Working with Batches
Workflow in Data Integrator allows you to divide the dataset into batches and then process it. Batch processing is mainly used to simplify many ETL operations like Missing value Imputation, expression, and validating data. You can specify the batch size called Chunk. Let's take a look at batch processing step by step
Batch Processing Steps
- Click on three dots () on the right-hand corner of the Data Integrator landing page. The batch processing option is displayed.
- Click on batch processing option, and the following popup is displayed
- The default chunk size is 10000. If you remove it and change it to zero, you will get an error message. The batches are created depending on the chunk size.
- The data page will be displayed as follows
- The records are processed as per mentioned batch size. When you explore the output, you will see all the processed data together. You can view maximum 10000 records per page.

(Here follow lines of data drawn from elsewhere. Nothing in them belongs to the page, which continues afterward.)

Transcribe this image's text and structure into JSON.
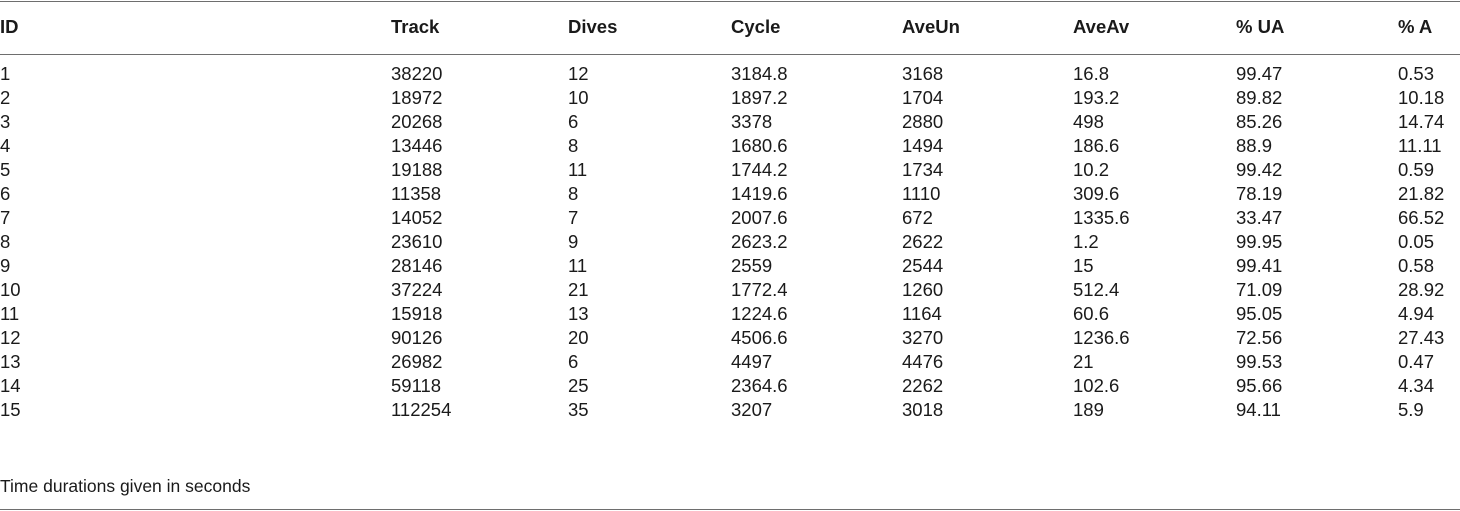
{
  "table": {
    "headers": [
      "ID",
      "Track",
      "Dives",
      "Cycle",
      "AveUn",
      "AveAv",
      "% UA",
      "% A"
    ],
    "rows": [
      [
        "1",
        "38220",
        "12",
        "3184.8",
        "3168",
        "16.8",
        "99.47",
        "0.53"
      ],
      [
        "2",
        "18972",
        "10",
        "1897.2",
        "1704",
        "193.2",
        "89.82",
        "10.18"
      ],
      [
        "3",
        "20268",
        "6",
        "3378",
        "2880",
        "498",
        "85.26",
        "14.74"
      ],
      [
        "4",
        "13446",
        "8",
        "1680.6",
        "1494",
        "186.6",
        "88.9",
        "11.11"
      ],
      [
        "5",
        "19188",
        "11",
        "1744.2",
        "1734",
        "10.2",
        "99.42",
        "0.59"
      ],
      [
        "6",
        "11358",
        "8",
        "1419.6",
        "1110",
        "309.6",
        "78.19",
        "21.82"
      ],
      [
        "7",
        "14052",
        "7",
        "2007.6",
        "672",
        "1335.6",
        "33.47",
        "66.52"
      ],
      [
        "8",
        "23610",
        "9",
        "2623.2",
        "2622",
        "1.2",
        "99.95",
        "0.05"
      ],
      [
        "9",
        "28146",
        "11",
        "2559",
        "2544",
        "15",
        "99.41",
        "0.58"
      ],
      [
        "10",
        "37224",
        "21",
        "1772.4",
        "1260",
        "512.4",
        "71.09",
        "28.92"
      ],
      [
        "11",
        "15918",
        "13",
        "1224.6",
        "1164",
        "60.6",
        "95.05",
        "4.94"
      ],
      [
        "12",
        "90126",
        "20",
        "4506.6",
        "3270",
        "1236.6",
        "72.56",
        "27.43"
      ],
      [
        "13",
        "26982",
        "6",
        "4497",
        "4476",
        "21",
        "99.53",
        "0.47"
      ],
      [
        "14",
        "59118",
        "25",
        "2364.6",
        "2262",
        "102.6",
        "95.66",
        "4.34"
      ],
      [
        "15",
        "112254",
        "35",
        "3207",
        "3018",
        "189",
        "94.11",
        "5.9"
      ]
    ],
    "footnote": "Time durations given in seconds"
  }
}
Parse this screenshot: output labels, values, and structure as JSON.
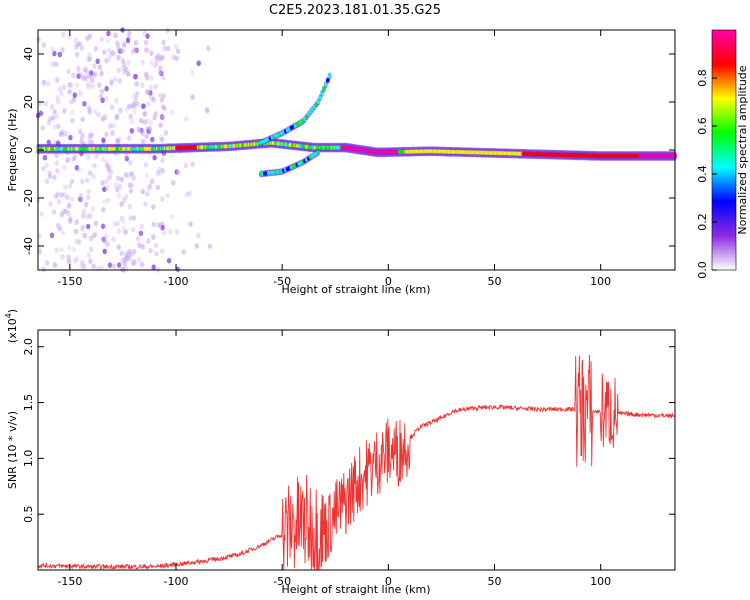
{
  "title": "C2E5.2023.181.01.35.G25",
  "chart_data": [
    {
      "type": "heatmap",
      "xlabel": "Height of straight line (km)",
      "ylabel": "Frequency (Hz)",
      "xlim": [
        -165,
        135
      ],
      "ylim": [
        -50,
        50
      ],
      "xticks": [
        -150,
        -100,
        -50,
        0,
        50,
        100
      ],
      "yticks": [
        -40,
        -20,
        0,
        20,
        40
      ],
      "colorbar": {
        "label": "Normalized spectral amplitude",
        "range": [
          0,
          1
        ],
        "ticks": [
          "0.0",
          "0.2",
          "0.4",
          "0.6",
          "0.8"
        ],
        "colors": [
          "#ffffff",
          "#8a2be2",
          "#0000ff",
          "#00ffff",
          "#00ff00",
          "#ffff00",
          "#ff0000",
          "#ff00aa"
        ]
      },
      "features": [
        {
          "name": "carrier",
          "x": [
            -165,
            -110,
            -75,
            -55,
            -35,
            -20,
            -5,
            20,
            60,
            100,
            135
          ],
          "y": [
            0.5,
            0.5,
            1.5,
            3,
            1,
            1,
            -1,
            -0.5,
            -1.5,
            -2.5,
            -2.5
          ]
        },
        {
          "name": "upper branch",
          "x": [
            -60,
            -50,
            -40,
            -33,
            -27
          ],
          "y": [
            3,
            7,
            12,
            20,
            32
          ]
        },
        {
          "name": "lower branch",
          "x": [
            -60,
            -50,
            -40,
            -33
          ],
          "y": [
            -10,
            -9,
            -5,
            -1
          ]
        }
      ]
    },
    {
      "type": "line",
      "xlabel": "Height of straight line (km)",
      "ylabel": "SNR (10 * v/v)",
      "yscale_label": "(x10",
      "yscale_exp": "4",
      "xlim": [
        -165,
        135
      ],
      "ylim": [
        0,
        2.15
      ],
      "xticks": [
        -150,
        -100,
        -50,
        0,
        50,
        100
      ],
      "yticks": [
        "0.5",
        "1.0",
        "1.5",
        "2.0"
      ],
      "color": "#ee3333",
      "series": [
        {
          "x": [
            -165,
            -140,
            -110,
            -95,
            -80,
            -70,
            -60,
            -50,
            -45,
            -40,
            -35,
            -30,
            -25,
            -20,
            -15,
            -10,
            -5,
            0,
            5,
            10,
            15,
            20,
            25,
            30,
            40,
            50,
            60,
            70,
            80,
            88,
            92,
            95,
            100,
            103,
            106,
            110,
            120,
            135
          ],
          "y": [
            0.04,
            0.03,
            0.03,
            0.06,
            0.1,
            0.14,
            0.22,
            0.32,
            0.4,
            0.42,
            0.38,
            0.34,
            0.5,
            0.62,
            0.78,
            0.88,
            0.98,
            1.06,
            1.06,
            1.18,
            1.28,
            1.32,
            1.36,
            1.42,
            1.45,
            1.46,
            1.45,
            1.44,
            1.44,
            1.44,
            1.45,
            1.42,
            1.42,
            1.42,
            1.4,
            1.4,
            1.39,
            1.38
          ]
        }
      ],
      "noise": [
        {
          "x": [
            -50,
            -30
          ],
          "amplitude": 0.5
        },
        {
          "x": [
            -30,
            10
          ],
          "amplitude": 0.35
        },
        {
          "x": [
            88,
            96
          ],
          "amplitude": 0.6
        },
        {
          "x": [
            100,
            108
          ],
          "amplitude": 0.4
        }
      ]
    }
  ]
}
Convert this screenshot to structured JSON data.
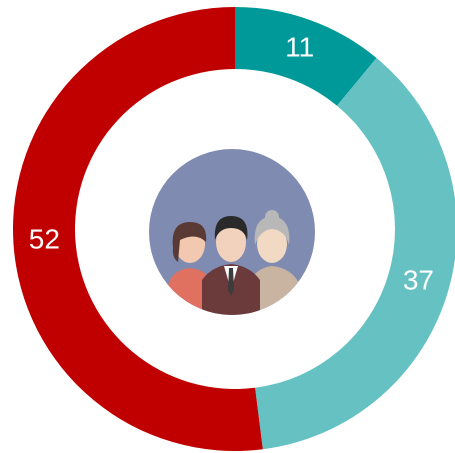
{
  "chart_data": {
    "type": "donut",
    "categories": [
      null,
      null,
      null
    ],
    "values": [
      11,
      37,
      52
    ],
    "colors": [
      "#009999",
      "#66c2c2",
      "#c00000"
    ]
  }
}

- The pagination is applied when the dataset contains more than 1000 records.
Advantages
- Processing becomes faster. It improves the speed of many ETL operations like Missing value Imputation, expression, Cleansing, and model testing.
- The parallel processing becomes faster. Consider the following workflow.
- Dataset reads the data from the file.
- You build an expression and save it in the output file in one process.
- In another process you build the Model.
- When you apply batch processing, both processes run concurrently.
- Following figure explains the parallel processing.
- You are allowed to explore the model when it is processing.
Limitations
- Apply Batch processing only on Workflow.
- Don't apply Batch processing in the case of entire column operations like average, and totals.
- Batch processing is not allowed on the datasets generated using the following techniques
- SSAS RDBMS
- Twitter
- JSON file format
- Google news